Imagine if the DDN stopped paying to reprint stories and columns that ran in other papers. They’d save the expense of paying for those rights. They’d save the work of laying out those pieces into their print edition. They’d save printing costs by printing a slimmer paper considering only of things only the DDN can offer.

Take the money you save by unsubscribing from wire services and newspaper syndicates, and hire another local reporter (or two). DDN doesn’t have to be the New York Times or the Guardian; it just has to be the local paper that gives local readers what we can’t get elsewhere.

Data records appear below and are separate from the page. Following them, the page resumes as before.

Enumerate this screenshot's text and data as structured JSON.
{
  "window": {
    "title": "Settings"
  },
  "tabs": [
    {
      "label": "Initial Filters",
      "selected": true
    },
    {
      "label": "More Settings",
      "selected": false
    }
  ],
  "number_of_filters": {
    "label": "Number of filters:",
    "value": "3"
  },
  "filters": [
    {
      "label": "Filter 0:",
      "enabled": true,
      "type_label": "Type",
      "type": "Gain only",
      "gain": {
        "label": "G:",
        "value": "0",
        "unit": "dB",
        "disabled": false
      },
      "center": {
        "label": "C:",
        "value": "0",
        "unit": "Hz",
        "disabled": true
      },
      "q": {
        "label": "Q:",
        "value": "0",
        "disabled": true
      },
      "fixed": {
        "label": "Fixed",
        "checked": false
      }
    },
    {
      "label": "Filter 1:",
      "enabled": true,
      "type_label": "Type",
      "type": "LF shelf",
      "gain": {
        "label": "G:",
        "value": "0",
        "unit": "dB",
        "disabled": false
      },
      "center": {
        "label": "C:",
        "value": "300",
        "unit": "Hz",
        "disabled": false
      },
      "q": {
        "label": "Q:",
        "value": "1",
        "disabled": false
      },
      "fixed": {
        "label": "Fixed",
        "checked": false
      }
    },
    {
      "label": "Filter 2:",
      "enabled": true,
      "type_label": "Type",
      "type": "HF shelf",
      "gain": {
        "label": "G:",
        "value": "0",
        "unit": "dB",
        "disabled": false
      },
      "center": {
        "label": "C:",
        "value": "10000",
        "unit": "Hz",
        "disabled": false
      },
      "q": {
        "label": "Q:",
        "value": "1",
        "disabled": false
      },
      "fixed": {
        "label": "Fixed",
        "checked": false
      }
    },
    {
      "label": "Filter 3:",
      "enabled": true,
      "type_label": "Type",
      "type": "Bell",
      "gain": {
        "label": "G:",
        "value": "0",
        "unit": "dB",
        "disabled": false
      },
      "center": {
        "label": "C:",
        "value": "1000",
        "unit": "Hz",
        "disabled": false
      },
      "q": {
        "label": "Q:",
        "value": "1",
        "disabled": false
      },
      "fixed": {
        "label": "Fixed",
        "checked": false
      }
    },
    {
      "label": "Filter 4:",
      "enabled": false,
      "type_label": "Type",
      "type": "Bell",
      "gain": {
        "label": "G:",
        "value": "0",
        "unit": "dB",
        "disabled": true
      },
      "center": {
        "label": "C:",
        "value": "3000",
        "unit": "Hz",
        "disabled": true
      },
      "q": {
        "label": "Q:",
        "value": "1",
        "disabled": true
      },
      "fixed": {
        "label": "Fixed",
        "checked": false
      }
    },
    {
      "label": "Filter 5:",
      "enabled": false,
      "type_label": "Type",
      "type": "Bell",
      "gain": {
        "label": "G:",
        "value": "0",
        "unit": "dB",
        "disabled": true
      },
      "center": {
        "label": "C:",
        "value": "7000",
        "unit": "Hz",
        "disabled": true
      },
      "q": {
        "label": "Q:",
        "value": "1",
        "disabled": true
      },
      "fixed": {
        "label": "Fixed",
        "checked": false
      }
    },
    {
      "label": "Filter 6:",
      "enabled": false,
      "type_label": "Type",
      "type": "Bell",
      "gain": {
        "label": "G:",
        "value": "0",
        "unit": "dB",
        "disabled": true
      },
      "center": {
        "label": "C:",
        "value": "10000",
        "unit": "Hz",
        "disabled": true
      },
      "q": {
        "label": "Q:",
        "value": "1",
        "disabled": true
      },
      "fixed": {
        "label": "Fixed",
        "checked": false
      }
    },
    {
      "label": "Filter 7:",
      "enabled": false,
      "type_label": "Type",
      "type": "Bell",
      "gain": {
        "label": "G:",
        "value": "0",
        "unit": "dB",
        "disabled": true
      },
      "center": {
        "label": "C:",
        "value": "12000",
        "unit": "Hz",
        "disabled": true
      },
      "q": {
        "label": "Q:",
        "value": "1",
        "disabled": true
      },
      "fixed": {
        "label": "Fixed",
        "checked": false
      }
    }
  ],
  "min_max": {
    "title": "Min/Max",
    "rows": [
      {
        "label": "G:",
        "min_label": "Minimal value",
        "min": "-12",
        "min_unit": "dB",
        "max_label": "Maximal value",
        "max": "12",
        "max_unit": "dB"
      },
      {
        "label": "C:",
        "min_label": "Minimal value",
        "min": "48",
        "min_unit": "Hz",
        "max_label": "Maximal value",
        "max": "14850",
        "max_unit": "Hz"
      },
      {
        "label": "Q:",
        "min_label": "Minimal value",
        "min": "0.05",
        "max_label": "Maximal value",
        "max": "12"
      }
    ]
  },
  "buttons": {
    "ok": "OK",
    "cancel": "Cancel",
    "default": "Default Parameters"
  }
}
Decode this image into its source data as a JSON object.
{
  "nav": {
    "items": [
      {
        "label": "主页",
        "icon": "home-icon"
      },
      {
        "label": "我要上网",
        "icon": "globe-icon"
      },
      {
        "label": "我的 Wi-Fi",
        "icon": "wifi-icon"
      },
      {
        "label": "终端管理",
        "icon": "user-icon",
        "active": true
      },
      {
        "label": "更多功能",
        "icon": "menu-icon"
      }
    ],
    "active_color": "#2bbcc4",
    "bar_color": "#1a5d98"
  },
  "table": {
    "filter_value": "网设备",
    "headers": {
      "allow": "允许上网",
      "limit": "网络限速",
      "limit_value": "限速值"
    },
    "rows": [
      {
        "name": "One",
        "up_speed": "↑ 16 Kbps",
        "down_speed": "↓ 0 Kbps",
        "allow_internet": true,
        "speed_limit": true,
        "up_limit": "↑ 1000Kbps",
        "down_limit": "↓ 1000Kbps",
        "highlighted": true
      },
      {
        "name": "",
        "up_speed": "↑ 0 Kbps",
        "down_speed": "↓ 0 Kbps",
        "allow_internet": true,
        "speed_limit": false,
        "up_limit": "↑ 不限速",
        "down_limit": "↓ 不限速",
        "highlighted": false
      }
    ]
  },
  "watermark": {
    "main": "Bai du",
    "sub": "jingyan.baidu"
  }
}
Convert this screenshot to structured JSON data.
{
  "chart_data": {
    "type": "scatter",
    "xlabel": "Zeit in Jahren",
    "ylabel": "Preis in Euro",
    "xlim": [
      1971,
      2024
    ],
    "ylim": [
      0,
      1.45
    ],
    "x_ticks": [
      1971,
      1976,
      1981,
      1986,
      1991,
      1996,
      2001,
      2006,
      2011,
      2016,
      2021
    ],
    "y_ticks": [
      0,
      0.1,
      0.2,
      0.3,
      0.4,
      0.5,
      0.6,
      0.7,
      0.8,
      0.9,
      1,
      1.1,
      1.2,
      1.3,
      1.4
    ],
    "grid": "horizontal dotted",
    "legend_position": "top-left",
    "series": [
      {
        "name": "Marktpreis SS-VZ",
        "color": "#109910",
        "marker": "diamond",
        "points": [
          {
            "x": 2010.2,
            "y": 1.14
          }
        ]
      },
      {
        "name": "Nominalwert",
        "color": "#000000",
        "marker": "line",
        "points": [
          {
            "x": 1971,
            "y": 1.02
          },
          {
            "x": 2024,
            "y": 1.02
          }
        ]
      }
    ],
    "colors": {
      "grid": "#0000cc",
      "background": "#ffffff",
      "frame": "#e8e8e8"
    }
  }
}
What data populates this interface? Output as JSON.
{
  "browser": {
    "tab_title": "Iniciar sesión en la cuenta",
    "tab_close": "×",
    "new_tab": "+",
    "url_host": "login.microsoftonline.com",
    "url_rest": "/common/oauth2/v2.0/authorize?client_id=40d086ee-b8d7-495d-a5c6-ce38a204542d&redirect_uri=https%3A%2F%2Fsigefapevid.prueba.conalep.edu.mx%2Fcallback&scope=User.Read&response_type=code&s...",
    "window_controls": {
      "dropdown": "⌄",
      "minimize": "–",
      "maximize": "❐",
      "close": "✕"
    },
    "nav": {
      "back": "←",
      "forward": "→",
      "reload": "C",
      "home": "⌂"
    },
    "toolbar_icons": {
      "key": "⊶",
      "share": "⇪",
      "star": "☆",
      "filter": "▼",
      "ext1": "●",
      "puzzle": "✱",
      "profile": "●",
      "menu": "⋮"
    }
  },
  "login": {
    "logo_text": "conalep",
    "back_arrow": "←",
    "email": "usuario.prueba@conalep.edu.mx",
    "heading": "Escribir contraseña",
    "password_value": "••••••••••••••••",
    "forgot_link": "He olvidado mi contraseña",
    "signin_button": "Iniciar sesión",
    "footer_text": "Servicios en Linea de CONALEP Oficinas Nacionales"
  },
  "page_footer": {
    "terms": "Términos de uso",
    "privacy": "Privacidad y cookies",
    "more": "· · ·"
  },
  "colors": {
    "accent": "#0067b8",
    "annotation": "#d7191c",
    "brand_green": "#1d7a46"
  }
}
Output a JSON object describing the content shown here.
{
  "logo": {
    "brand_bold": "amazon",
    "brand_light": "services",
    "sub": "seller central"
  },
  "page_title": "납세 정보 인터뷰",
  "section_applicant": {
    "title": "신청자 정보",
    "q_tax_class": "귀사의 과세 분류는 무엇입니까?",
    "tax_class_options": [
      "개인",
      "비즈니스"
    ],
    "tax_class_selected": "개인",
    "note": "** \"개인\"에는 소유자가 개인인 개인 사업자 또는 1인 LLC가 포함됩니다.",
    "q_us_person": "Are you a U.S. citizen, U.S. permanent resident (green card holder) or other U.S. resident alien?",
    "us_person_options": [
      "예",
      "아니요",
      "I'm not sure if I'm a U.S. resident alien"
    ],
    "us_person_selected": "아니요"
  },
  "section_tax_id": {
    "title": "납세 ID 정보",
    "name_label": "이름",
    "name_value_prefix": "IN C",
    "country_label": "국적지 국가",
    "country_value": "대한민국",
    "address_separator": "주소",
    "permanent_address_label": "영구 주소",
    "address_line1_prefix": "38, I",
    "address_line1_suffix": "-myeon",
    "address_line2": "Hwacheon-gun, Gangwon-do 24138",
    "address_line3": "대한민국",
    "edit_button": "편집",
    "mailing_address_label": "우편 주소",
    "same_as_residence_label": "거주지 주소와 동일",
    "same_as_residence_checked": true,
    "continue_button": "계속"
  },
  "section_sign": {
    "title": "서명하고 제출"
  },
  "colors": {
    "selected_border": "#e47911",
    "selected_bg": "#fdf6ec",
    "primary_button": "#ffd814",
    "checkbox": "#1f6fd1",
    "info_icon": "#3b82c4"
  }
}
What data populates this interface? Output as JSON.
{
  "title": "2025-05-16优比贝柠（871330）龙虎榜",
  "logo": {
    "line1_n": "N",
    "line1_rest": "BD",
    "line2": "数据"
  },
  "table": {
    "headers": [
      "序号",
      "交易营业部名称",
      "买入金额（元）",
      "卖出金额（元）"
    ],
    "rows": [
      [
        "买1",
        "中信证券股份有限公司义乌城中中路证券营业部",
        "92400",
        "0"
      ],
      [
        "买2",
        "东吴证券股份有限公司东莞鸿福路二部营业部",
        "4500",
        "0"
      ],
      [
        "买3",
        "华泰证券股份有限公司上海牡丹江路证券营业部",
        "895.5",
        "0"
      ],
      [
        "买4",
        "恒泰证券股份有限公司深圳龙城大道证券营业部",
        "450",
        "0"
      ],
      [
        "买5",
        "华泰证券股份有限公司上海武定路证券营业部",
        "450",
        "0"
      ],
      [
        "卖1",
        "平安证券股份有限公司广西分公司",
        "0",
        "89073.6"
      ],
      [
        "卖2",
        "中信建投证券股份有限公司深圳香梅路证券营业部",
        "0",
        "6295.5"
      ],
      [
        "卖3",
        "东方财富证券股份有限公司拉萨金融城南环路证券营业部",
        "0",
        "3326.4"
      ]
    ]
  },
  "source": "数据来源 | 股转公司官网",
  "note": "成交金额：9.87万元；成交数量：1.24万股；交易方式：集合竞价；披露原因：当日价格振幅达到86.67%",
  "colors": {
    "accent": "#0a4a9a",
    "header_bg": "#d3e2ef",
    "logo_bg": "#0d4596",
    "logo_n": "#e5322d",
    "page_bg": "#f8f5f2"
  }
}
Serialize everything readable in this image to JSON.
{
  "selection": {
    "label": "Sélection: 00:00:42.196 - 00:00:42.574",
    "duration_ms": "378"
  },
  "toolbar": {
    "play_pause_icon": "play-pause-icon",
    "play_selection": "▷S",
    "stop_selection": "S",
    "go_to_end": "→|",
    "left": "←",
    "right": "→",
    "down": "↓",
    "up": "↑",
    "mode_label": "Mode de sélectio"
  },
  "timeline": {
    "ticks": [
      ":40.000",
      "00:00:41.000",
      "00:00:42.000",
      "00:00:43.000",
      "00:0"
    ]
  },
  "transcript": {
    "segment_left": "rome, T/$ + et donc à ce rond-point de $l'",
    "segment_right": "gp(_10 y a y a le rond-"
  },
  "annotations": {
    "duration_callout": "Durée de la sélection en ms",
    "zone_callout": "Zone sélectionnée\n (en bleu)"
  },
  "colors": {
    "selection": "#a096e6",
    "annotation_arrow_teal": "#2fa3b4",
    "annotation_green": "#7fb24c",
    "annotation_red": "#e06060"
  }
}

Oh, and by local news, I don’t really mean news about which restaurants are opening and closing, although I guess reporting on that isn’t bad, so long as you cover actual local news too.

Dave C

We need a local paper, just not DDN. Let it die so that it can be replaced.

Herbert Morris

Media has now changed for the worst.. Reading news/ streaming movies etc has become a free for all, pay for one at a time and these e papers/ streaming services are slowly sucking the American public dry.. Go on the News app of an IPhone. You can’t read a story now because most individual publications are now behind a paywall. Even when paying 10 bucks a month for Apple News. If every American, the ones who can afford it, subscribed to every publication out there, they would go broke. Say you pay for the Dayton Daily News, the Washington Post, and a business journal, that could be 40-50 a month, that’s affordable right, then add in Netflix, Disney Plus, ESPN +, Hulu, Peacock, YouTube tv, Apple Music, Spotify, Sling TV and others, that’s another 50-100 a month depending on the amount of services you subscribe to. Then pay 80 a month for internet access. Every individual media wants your subscription and the average American can’t afford it. I subscribe to Peacock and ESPN plus and that’s it because I pay almost 200 for cable tv, the American public is getting fleeced by the media, 10-20 dollars a month at a time.. see how many people agree with me on this. How many e media do you subscribe to? What’s your reaction when Netflix increases their prices yearly?

Carl Jenkins

David, all of our news is fake and centrally controlled. Edward Snowden said it best. The key to the usa is understanding that if our government orders its fake news media to repeat a narrative loud enough and long enough the majority of idiots will believe anything, and you are a great example of an idiot. From the war on terror, to the fossil fuel climate change scam, to changing your gender to covid vaccines it is all a fraud. It is sad that a man that is now in his 60’s is so stupid and brainwashed that you have wasted you life on the disgusting city of dayton.

anonymous fuckwad

*Failed businessman and wannabe “journalist” angrily shakes fist at the sun*
Pathetic attempt at a takedown, per usual. Your site offers little in the way of real journalism.
Please inform us of the largest website you’ve actually built? In this article you pretend that you are some how qualified to analyze the DDN website, but your portfolio shows nothing more than 4-5 page websites. Where is your expertise?
I know you are still probably hosting your sites internally (lol), which in itself is a bad practice.

anonymous fuckwad

The citizen journalist (TM) changed my name to “anonymous fuckwad” and still believes he meets the criteria for a journalist. Delusional loser.

John

Apparently the rules you reference say you can’t call people names. I’m not sure but anonymous fuck wad seems like calling someone a name.